Eight of the animals were found in critical condition, requiring specialized care. The other animals were determined to be in fair to poor physical condition, with an advanced degree of malnutrition, dehydration, and general neglect in their conditions.
This contrasts with Black Jaguar-White Tiger Foundation’s claims that it is “changing the world through education, law reform, and the rehabilitation of animals” and “that all living things should be treated with respect.” The nonprofit organization has provided a home to animals rescued from zoos, circuses, breeders, and collectors. Sadly, though, Eduardo Serio, the founder of Black Jaguar-White Tiger, has garnered a questionable reputation over the years, reportedly exploiting the animals for his own profit.

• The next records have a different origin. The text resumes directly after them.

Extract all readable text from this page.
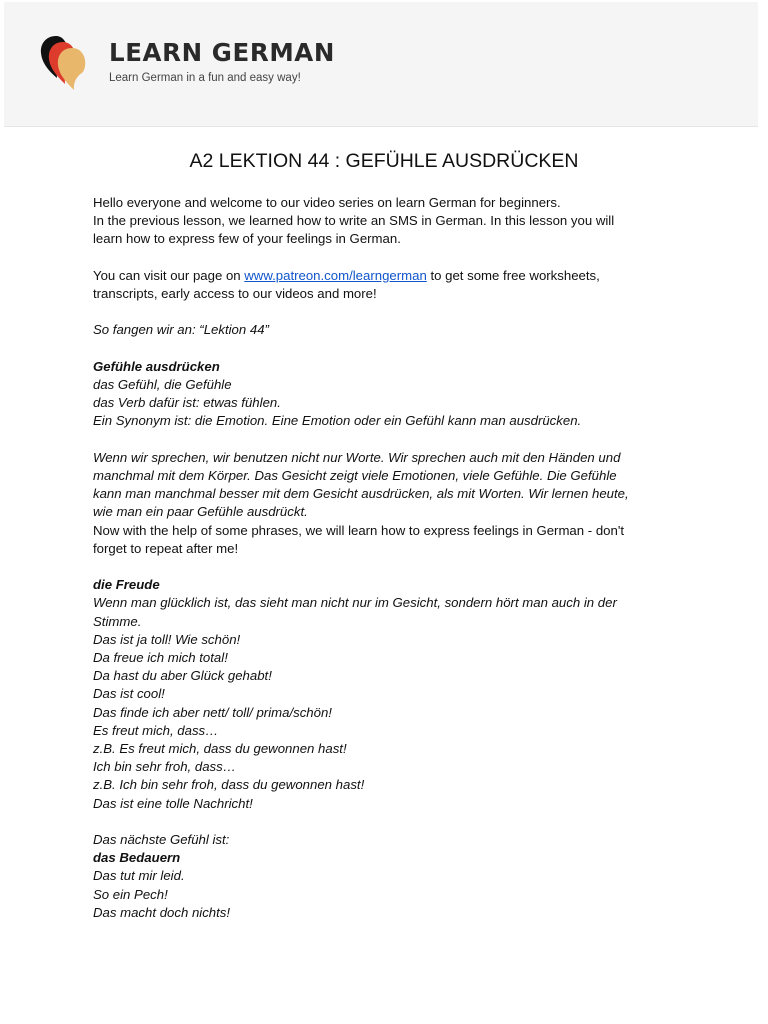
LEARN GERMAN
Learn German in a fun and easy way!
A2 LEKTION 44 : GEFÜHLE AUSDRÜCKEN
Hello everyone and welcome to our video series on learn German for beginners.
In the previous lesson, we learned how to write an SMS in German. In this lesson you will
learn how to express few of your feelings in German.
You can visit our page on www.patreon.com/learngerman to get some free worksheets,
transcripts, early access to our videos and more!
So fangen wir an: “Lektion 44”
Gefühle ausdrücken
das Gefühl, die Gefühle
das Verb dafür ist: etwas fühlen.
Ein Synonym ist: die Emotion. Eine Emotion oder ein Gefühl kann man ausdrücken.
Wenn wir sprechen, wir benutzen nicht nur Worte. Wir sprechen auch mit den Händen und
manchmal mit dem Körper. Das Gesicht zeigt viele Emotionen, viele Gefühle. Die Gefühle
kann man manchmal besser mit dem Gesicht ausdrücken, als mit Worten. Wir lernen heute,
wie man ein paar Gefühle ausdrückt.
Now with the help of some phrases, we will learn how to express feelings in German - don't
forget to repeat after me!
die Freude
Wenn man glücklich ist, das sieht man nicht nur im Gesicht, sondern hört man auch in der
Stimme.
Das ist ja toll! Wie schön!
Da freue ich mich total!
Da hast du aber Glück gehabt!
Das ist cool!
Das finde ich aber nett/ toll/ prima/schön!
Es freut mich, dass…
z.B. Es freut mich, dass du gewonnen hast!
Ich bin sehr froh, dass…
z.B. Ich bin sehr froh, dass du gewonnen hast!
Das ist eine tolle Nachricht!
Das nächste Gefühl ist:
das Bedauern
Das tut mir leid.
So ein Pech!
Das macht doch nichts!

The Mexican Government (SEMARNAT) and the Federal Attorney for Environmental Protection (Profepa) expressed their commitment to “the care of wildlife through inspection and verification of dignified and respectful treatment, for which they will exhaust all available means to safeguard the lives of the specimens.”
A meeting was also held between authorities of the Attorney General’s Office, the government of Mexico City, and civil organizations interested in coordinating efforts to give priority attention to the felines, as well as the logistics for their transfer to other spaces that meet the appropriate conditions to receive them. The first four lions and 14 primates have already been taken to the Chapultepec Zoo.
One such organization, Comunal Foundation A.C., which was created to support the most vulnerable groups and to generate a social impact in Mexico, shared in a statement that it is working to gather enough resources to give these animals a better life.
Meanwhile, a coalition of accredited big cat sanctuaries, veterinarians, and concerned citizens are urgently calling upon Mexican authorities to send the animals to accredited sanctuaries in the United States.
San Diego’s Lions Tigers & Bears sanctuary is among more than 16 U.S.-based accredited big cat sanctuaries offering to coordinate rescue, transport, and logistics to re-home the seized big cats, as well as provide lifetime care for them.
“We need to keep these animals from going from one bad situation to another,” stated Bobbi Brink, founder and director of Lions Tigers & Bears, which has announced that it is currently able to provide transportation, logistics, and lifetime homes to at least 50 big cats.